Winning Back Democrats’ Flagging Loyalty Is Key for Davis

Times Staff Writer

While offering a mea culpa to all Californians, Gov. Gray Davis’ apologetic and combative speech Tuesday was aimed above all at persuading fellow Democrats that they are better off keeping him in power than ousting him in the upcoming recall election.

For weeks, shoring up his faltering Democratic base has been Davis’ key endeavor. This time, he tried to do it not just by admitting mistakes, but also by pointedly casting the recall as part of a national effort by Republicans to “steal elections.”

Besides linking his difficulties to the Florida presidential election debacle of 2000, he also hammered on the issues -- environment, education, racial unity -- that have galvanized his party’s base, particularly blacks, Latinos and union members.

“What he’s trying to do is have the Democratic wagons rally around him, especially African Americans,” said GOP strategist Arnold Steinberg.


Democratic constituency groups by and large have been deeply displeased with Davis’ job performance, polls have found. That unease among Democrats is a key reason that a majority of California voters support his ouster. In the latest Field Poll, roughly a quarter of likely Democratic voters supported the recall, an ominous sign for Davis, whose overall ratings make him one of California’s least popular governors.

With Republicans overwhelmingly in favor of his removal in the Oct. 7 election, Davis has less than seven weeks to win back those wayward Democrats. His own advisors acknowledge he will be kicked out of office if he fails in that one narrow task.

“We’ve got to get Democrats and left-leaning independents back,” said one Davis strategist, who spoke on condition of anonymity. “I don’t think there’s any doubt about that.”

Davis, though, has had strained ties with core Democratic constituencies. During his first term, organized labor applauded his approval of mandatory overtime, family-leave benefits and other measures, but the centrist governor offended the California Teachers Assn. and other unions by resisting other parts of their agenda.


Davis lost the endorsement of many Latino leaders during his reelection campaign, largely over his refusal to sign legislation that would grant driver’s licenses to illegal immigrants. With the recall election drawing near, Davis has pledged to approve the measure this summer.

He also has had a rocky relationship with Lt. Gov. Cruz Bustamante, which contributed to Bustamante’s decision to break his pledge not to run as a candidate to replace Davis.

With African Americans, Davis “got off to a rocky start” by failing to name enough blacks to state judgeships and jobs, and by refusing to approve mandatory police tracking by race of people stopped on roadsides, said Alice Huffman, president of the California NAACP.

“We started to rattle his cage a little bit, and he wised up by the end of his term” by stepping up the pace of minority appointments, she said.


The contrition speech that Davis delivered Tuesday is a staple for politicians in trouble. In a famous act of damage control in 1952, Richard Nixon, then the running mate of GOP presidential candidate Dwight D. Eisenhower, told Americans in his “Checkers” speech that “it was wrong, just not illegal” for him to take $18,000 from supporters to cover political expenses.
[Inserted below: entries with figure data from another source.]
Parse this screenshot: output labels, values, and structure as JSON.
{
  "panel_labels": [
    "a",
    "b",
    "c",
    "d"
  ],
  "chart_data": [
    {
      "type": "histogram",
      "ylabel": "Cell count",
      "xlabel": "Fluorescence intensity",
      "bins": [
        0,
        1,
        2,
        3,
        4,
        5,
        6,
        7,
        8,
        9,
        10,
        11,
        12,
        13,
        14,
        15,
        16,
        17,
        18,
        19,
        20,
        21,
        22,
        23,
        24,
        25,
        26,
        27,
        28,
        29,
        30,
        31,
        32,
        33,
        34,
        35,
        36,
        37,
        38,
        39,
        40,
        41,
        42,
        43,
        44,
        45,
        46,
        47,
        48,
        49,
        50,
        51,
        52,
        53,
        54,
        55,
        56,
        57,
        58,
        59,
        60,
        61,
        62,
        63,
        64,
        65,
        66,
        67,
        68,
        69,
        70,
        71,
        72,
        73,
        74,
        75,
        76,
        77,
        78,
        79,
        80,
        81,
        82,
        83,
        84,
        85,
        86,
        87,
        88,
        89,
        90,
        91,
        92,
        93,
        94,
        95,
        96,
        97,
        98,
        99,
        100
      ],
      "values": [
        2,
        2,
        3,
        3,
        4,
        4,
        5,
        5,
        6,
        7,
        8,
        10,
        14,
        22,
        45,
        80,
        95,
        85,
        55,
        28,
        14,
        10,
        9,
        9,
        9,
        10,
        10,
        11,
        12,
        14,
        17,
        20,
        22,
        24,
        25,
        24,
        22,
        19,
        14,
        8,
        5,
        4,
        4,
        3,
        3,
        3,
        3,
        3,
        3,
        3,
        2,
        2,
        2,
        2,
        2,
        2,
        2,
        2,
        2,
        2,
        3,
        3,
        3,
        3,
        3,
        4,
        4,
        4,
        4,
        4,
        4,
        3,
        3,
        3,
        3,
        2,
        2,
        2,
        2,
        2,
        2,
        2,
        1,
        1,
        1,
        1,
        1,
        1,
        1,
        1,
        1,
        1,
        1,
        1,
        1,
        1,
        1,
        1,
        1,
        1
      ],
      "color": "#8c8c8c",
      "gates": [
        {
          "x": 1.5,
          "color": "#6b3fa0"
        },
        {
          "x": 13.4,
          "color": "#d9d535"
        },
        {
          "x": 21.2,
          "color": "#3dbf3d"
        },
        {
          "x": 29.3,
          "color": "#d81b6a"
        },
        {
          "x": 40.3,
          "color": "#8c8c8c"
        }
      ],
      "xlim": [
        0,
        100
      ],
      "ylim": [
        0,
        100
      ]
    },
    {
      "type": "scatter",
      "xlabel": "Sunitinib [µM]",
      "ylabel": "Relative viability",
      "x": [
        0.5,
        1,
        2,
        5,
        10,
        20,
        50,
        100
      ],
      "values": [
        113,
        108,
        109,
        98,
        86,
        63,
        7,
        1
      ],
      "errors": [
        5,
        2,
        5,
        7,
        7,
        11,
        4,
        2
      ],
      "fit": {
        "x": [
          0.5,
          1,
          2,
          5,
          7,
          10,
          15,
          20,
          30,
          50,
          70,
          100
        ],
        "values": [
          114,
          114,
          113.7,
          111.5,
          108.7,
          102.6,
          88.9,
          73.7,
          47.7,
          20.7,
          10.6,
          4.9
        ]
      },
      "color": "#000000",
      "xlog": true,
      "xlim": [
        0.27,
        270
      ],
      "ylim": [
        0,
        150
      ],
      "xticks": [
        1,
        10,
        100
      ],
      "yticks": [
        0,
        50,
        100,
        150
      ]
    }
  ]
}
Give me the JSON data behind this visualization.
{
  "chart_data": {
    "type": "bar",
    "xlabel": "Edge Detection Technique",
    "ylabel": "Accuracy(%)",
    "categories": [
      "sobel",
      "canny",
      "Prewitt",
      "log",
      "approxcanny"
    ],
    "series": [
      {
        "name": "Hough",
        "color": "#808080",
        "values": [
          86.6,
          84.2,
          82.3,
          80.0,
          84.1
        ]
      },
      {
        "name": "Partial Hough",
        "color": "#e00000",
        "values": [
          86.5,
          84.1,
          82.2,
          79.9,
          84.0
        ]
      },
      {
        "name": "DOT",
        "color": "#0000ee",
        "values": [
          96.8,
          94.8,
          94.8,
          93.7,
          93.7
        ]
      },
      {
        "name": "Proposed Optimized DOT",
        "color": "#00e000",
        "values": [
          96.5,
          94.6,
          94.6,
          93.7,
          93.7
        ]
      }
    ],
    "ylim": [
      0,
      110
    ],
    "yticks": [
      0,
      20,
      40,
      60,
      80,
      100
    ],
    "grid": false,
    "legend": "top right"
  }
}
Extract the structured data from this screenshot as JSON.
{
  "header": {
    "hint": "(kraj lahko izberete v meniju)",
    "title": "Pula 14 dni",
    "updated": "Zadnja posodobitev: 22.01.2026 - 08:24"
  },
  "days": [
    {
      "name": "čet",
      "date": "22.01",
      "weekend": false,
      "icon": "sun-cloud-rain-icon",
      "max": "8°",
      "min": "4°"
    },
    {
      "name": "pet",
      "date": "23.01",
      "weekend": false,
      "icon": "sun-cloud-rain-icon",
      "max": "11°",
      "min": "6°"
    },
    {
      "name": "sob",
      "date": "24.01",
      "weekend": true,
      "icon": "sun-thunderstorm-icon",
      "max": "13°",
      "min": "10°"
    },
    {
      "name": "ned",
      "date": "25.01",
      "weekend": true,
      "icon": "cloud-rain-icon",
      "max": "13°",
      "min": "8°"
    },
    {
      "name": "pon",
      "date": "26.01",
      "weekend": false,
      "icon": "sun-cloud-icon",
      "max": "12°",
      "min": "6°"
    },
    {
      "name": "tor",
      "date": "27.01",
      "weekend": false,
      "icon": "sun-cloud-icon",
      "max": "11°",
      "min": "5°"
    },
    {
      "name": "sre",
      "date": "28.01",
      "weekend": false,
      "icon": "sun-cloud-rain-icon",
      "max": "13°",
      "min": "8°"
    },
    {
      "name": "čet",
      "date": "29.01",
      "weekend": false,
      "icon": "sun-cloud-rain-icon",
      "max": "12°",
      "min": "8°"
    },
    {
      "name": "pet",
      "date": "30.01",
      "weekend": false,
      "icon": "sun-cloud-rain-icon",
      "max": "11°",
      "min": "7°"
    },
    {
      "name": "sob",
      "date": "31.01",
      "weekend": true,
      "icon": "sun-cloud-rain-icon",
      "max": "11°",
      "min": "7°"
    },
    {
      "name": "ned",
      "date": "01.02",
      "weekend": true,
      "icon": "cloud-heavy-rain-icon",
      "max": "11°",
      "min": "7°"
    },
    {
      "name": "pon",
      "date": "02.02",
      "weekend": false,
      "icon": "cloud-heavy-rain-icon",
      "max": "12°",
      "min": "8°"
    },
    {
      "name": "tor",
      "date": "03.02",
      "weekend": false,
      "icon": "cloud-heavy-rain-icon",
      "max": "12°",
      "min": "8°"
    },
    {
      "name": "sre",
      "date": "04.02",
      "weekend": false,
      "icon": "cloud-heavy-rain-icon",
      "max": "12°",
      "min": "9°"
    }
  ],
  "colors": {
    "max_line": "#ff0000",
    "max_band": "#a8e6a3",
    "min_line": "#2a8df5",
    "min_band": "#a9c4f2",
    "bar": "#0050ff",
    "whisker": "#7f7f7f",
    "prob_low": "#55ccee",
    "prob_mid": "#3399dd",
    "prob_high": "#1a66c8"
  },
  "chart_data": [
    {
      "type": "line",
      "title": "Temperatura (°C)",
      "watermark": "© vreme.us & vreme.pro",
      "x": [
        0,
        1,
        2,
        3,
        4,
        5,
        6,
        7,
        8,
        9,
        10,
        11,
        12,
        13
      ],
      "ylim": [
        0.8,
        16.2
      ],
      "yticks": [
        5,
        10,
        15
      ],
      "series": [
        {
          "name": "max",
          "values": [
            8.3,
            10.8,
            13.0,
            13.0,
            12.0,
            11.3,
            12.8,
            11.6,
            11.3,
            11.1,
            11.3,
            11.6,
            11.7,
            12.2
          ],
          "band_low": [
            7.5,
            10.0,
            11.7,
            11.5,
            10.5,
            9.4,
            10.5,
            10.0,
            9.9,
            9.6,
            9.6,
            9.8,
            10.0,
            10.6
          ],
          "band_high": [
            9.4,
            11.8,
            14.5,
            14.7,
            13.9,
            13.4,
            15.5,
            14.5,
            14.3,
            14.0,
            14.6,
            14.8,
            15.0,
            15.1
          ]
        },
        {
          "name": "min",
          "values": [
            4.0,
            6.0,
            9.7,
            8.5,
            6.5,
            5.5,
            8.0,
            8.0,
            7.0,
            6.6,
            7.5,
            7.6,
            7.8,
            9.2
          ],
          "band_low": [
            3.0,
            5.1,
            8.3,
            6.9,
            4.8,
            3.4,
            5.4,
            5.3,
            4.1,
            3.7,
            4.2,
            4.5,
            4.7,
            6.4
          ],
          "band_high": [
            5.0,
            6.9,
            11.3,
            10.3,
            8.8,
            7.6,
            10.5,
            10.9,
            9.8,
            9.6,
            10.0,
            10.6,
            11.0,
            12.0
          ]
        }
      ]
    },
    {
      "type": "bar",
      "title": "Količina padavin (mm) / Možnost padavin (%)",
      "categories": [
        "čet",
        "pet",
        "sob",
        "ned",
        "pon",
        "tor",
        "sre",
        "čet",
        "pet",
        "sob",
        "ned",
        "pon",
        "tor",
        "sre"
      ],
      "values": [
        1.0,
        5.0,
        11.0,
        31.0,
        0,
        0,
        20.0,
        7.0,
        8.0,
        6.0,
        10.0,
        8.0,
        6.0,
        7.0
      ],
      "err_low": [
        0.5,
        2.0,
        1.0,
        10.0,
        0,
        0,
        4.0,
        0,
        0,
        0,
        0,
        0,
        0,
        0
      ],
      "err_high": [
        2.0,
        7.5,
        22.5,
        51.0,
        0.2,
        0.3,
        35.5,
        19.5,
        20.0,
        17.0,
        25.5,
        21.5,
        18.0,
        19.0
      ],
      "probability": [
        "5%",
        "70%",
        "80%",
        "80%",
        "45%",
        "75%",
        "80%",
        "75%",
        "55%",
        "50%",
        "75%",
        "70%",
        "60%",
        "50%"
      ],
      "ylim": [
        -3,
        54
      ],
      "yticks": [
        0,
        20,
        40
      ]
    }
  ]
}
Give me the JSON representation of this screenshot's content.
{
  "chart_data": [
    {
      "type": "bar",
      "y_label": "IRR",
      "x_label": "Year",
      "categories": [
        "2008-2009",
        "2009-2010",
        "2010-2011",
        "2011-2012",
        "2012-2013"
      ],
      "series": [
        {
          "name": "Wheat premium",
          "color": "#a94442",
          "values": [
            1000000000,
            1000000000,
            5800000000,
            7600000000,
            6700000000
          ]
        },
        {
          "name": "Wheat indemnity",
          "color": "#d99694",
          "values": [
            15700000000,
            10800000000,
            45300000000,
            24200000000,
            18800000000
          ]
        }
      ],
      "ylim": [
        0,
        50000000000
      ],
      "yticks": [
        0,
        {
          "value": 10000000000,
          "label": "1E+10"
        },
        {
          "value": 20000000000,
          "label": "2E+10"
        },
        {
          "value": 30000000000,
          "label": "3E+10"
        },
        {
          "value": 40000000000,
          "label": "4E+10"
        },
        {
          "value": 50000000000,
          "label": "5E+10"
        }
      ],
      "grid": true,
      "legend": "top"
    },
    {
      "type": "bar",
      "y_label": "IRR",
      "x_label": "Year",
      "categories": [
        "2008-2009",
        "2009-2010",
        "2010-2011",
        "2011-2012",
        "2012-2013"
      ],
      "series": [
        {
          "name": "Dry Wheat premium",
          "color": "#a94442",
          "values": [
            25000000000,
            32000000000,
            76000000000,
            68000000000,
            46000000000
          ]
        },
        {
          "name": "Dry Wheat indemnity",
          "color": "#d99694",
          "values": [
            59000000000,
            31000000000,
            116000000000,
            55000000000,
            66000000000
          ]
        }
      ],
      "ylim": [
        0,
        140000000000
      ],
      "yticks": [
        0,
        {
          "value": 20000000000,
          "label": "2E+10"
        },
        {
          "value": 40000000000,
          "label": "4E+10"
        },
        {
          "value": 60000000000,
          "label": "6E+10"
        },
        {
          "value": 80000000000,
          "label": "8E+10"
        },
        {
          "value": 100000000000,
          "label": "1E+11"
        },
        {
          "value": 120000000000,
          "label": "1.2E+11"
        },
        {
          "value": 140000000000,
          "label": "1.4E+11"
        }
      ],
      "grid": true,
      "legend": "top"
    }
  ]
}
In 1969, New York City Mayor John V. Lindsay won reelection after admitting he had made his share of mistakes during a first term marred by strikes, scandals and other embarrassments. In 1998, Clinton, now a Davis confidant in the recall campaign, told Americans that his affair with White House intern Monica S. Lewinsky marked “a critical lapse in judgment and a personal failure.” Despite the scandal, he managed to sustain his popularity, especially among the very rank-and-file Democrats Davis needs to win back.

It is unclear, at least at this early stage, whether Davis will similarly succeed.

Davis’ framing of the recall as part of a GOP plot to steal elections could help build support among minority voters, many of whom believe blacks were disenfranchised in the Florida 2000 election, Huffman said.


They also may respond to Davis’ argument Tuesday that Republicans were trying to divide Californians on race. He said they were doing so by pushing Proposition 54, a measure on the recall ballot that would bar the state from collecting statistics based on race.

But among Latinos, the urge to swing to Davis’ side is complicated by the presence on the ballot of Bustamante, who if elected would be the first Latino governor in modern times.

In a broader sense, much may ride on whether all voters -- but particularly Democrats -- believe the contrition that the governor forwarded Tuesday, or whether they see his speech as largely blaming others.

While continuing to hammer Republicans for attempting to craft a budget by cutting spending on schools -- or “kick 100,000 kids out of kindergarten,” as he put it -- Davis conceded for the first time that he “could have been tougher in holding down spending when we had surpluses.”


On energy, he recalled the improprieties of executives at Enron Corp. and other companies that gamed California’s power market, saying they were “sitting down with Vice President Cheney” to develop national policy at the same time. But Davis also acknowledged accusations that he was slow to act when blackouts hit and electricity rates soared.

“I got your message,” he said, “and I accept that criticism.”